FE Simulation of Concrete Hydraulic Facilities Affected by Alkali-silica Reaction: From Material to Structure
Presented By: Mahdi Ftima
Affiliation: Polytechnique Montreal, Montreal, Canada
Description: This study focuses on an existing hydroelectric facility affected by alkali-silica reaction (ASR). The long-term objective is to predict the future performance of the structure and evaluate its integrity and functionality under the combined effects of ASR-induced expansion and mechanical loading. To achieve this, a phenomenological finite element framework is proposed, incorporating hygro-chemo-mechanical coupling tailored for ASR modeling in mass concrete hydraulic structures. The methodology involves three main stages: transient thermal analysis, transient moisture (hygral) analysis, and a final multi-physics analysis that accounts for mechanical loads.
Application of this modeling approach to the real structure demonstrated its practical relevance in an industrial context. The simulation results reproduced damage patterns that closely matched observed cracking, thereby enhancing confidence in the model and contributing to a better understanding of the structure’s complex long-term behavior.
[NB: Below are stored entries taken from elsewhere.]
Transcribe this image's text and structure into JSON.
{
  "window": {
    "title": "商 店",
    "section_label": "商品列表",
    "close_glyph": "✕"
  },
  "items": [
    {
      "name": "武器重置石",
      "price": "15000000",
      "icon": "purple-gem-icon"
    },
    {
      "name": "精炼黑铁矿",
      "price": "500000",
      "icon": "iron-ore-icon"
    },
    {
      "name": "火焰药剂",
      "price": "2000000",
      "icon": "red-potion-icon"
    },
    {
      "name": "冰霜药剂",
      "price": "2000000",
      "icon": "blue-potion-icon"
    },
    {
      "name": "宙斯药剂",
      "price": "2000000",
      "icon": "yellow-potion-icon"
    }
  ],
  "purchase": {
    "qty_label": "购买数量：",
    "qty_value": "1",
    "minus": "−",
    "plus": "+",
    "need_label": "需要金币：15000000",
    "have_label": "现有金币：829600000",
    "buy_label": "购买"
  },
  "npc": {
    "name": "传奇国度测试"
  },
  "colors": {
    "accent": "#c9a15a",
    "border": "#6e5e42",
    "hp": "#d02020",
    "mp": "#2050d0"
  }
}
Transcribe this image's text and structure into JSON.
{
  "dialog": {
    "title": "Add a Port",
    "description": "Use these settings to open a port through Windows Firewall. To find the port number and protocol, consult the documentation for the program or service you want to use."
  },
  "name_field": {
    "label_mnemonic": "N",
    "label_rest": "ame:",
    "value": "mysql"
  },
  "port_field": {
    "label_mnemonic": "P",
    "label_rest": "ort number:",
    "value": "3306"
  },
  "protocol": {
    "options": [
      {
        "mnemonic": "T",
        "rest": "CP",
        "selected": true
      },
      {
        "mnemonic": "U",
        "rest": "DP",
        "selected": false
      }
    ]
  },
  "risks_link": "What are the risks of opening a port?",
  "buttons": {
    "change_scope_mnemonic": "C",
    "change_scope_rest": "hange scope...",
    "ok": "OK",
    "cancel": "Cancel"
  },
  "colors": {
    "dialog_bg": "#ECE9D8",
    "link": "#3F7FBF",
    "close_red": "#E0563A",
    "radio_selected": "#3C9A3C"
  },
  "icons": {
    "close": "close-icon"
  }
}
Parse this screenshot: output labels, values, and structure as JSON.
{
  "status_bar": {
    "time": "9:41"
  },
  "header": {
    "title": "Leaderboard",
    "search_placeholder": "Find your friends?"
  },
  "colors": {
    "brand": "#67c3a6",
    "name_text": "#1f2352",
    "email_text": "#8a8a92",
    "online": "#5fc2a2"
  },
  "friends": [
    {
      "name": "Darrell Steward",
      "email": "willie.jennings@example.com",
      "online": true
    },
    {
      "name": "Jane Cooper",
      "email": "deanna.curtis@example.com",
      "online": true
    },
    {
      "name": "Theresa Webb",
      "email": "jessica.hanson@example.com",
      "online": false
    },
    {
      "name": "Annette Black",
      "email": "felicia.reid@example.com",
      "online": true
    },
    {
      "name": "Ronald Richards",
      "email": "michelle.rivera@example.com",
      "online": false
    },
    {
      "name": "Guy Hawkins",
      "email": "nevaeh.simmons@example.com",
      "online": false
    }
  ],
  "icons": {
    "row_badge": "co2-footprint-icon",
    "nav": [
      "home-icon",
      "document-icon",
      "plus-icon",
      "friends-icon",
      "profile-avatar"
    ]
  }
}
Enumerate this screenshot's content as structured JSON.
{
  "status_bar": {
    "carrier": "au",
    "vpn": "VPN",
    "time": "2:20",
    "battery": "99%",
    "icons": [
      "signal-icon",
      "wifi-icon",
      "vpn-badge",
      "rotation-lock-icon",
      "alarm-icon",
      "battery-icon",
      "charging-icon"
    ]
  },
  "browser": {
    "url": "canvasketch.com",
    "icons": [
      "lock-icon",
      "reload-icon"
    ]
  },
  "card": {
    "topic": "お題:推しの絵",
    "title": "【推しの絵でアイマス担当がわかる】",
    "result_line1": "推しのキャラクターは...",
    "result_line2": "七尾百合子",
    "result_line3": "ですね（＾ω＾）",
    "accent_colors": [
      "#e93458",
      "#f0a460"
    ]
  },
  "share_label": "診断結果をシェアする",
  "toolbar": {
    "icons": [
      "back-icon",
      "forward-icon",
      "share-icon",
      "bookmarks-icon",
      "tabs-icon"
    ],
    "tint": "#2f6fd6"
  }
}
Comparison of displacement model predictions and available monitoring data allowed to assess an important size effect between laboratory and in-situ expansions.
Finite Element Analysis of Seismically Retrofitted RC Walls Presenters
Presented By: Ioannis Koutromanos
Affiliation: Virginia Tech
Description: This presentation will focus on recently implemented capabilities for nonlinear analysis of reinforced concrete walls. A set of element formulations, together with constitutive laws for the concrete, reinforcing steel, retrofit materials and the interface between retrofit overlays and existing concrete have been combined to provide an analysis framework in a freely available research code. The framework is combined with pre- and post-processing capabilities, greatly facilitating the model definition, which would otherwise be a challenge due to the presence of multiple fixtures (interfaces between materials, dowels, anchors, etc.). Two different levels of model fidelity can be pursued, namely, a higher-fidelity, three-dimensional, continuum-based approach, or a simplified, yet highly accurate approach, based on shell macroelements using the truss analogy for reinforced concrete. The capabilities of the method in capturing the response and damage mechanisms of walls retrofitted with FRP or concrete overlays are validated using the results of a recently completed experimental test project, focused on the performance of unretrofitted and retrofitted RC walls under cyclic lateral loads. The analytical models provide unique insights on the contribution of retrofit overlays to the resistance and deformability, including unexpected experimental observations.
Use of Finite Element Analysis for Penetration Detailing Around Openings in Steel-plate Composite Structural Elements for Nuclear Application Presenters
Presented By: Ahmed Elremaily
Affiliation: Sargent Lundy
Description: This study uses nonlinear FEA to develop alternate detailing around openings in steel-plate composite structural elements for nuclear application.